Medical conditions affect your risk too. An underactive thyroid slows your metabolism to a crawl. PCOS makes weight management incredibly difficult due to insulin resistance and hormonal imbalances. Some medications prescribed for depression, allergies, diabetes, or other conditions cause weight gain as a side effect, which can feel especially unfair when you're taking them to improve your health.

Your mental and emotional health matters more than many people realize. Chronic stress, depression, and anxiety can all lead to emotional eating or leave you too exhausted to exercise. The relationship goes both ways: being overweight can worsen mental health struggles, creating a difficult cycle to break. Age is a factor as well. Your metabolism naturally slows down starting around age 30. If you keep eating the same portions and moving the same amount (or less), weight gradually creeps up. This isn't a sign of weakness; it's normal physiology.

What role do hormones play in excess weight?

Hormones are chemical messengers that control more about your weight than most people realize. They influence your appetite, where your body stores fat, how efficiently you burn calories, and even what foods you crave.

Insulin helps your cells absorb sugar from your bloodstream after you eat. When you consume a lot of refined carbohydrates and sugary foods, insulin levels stay elevated, which signals your body to store more fat, especially around your abdomen.
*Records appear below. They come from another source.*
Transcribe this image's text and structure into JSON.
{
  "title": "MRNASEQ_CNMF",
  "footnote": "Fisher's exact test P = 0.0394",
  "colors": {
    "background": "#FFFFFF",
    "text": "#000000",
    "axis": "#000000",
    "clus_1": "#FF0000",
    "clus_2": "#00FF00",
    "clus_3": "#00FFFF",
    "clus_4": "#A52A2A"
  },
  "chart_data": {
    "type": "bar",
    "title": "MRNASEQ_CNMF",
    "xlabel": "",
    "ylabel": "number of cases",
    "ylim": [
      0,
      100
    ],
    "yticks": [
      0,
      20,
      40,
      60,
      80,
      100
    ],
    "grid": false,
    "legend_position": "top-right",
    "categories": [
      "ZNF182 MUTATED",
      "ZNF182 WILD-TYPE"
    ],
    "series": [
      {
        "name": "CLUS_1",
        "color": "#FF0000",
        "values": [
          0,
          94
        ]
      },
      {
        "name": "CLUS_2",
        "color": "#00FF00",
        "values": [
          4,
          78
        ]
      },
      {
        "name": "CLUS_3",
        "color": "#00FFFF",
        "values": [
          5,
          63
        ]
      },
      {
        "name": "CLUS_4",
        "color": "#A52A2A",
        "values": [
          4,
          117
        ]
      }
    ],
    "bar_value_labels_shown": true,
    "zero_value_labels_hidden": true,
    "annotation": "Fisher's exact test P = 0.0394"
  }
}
Over time, cells can become resistant to insulin's signals, requiring even more insulin and creating a vicious cycle that makes weight loss increasingly difficult. This insulin resistance is a hallmark of prediabetes and type 2 diabetes.

Leptin and ghrelin work as a team to regulate hunger and fullness. Leptin, produced by your fat cells, tells your brain "we have enough energy stored, you can stop eating now." Ghrelin, made in your stomach, does the opposite: it signals hunger and makes food look more appealing. When you carry excess weight, your brain can become resistant to leptin's signals, so you keep feeling hungry despite having plenty of stored energy. Sleep deprivation makes this worse by suppressing leptin and increasing ghrelin, which explains why you crave donuts and pizza after a bad night's sleep.

Cortisol, your primary stress hormone, has a direct line to your waistline. When you're under chronic stress (whether from work pressure, relationship problems, financial worries, or lack of sleep) cortisol levels stay elevated. High cortisol increases appetite, intensifies cravings for high-calorie comfort foods, and specifically promotes fat storage in the abdominal area. This explains why highly stressed people often gain weight even when they're trying not to.

For women, estrogen dramatically affects fat distribution. During your reproductive years, estrogen directs fat to your hips, thighs, and buttocks, creating the classic "pear shape." After menopause, when estrogen levels drop, fat storage shifts toward the abdomen, creating what many women frustratingly call "menopause belly." This isn't about eating more or exercising less; it's your changing hormones redirecting where fat gets deposited.

For men, testosterone plays a similar role. This hormone helps burn fat and build muscle. As testosterone naturally declines with age, men often find it harder to maintain muscle mass and easier to accumulate belly fat. Men with clinically low testosterone often struggle significantly with weight gain, particularly around their midsection.

Your thyroid gland acts like your metabolism's gas pedal. Thyroid hormones control how fast your cells burn energy. When your thyroid is underactive (hypothyroidism), your metabolism slows down, often leading to weight gain, fatigue, and feeling cold all the time. Even subtle thyroid problems can make losing weight feel nearly impossible. The encouraging news is that your lifestyle choices influence many of these hormones. Regular exercise improves insulin sensitivity. Good sleep helps balance leptin and ghrelin. Stress management lowers cortisol. Eating well supports thyroid function. While you can't completely override your hormones through willpower alone, healthy habits give you significant influence over these powerful chemical messengers.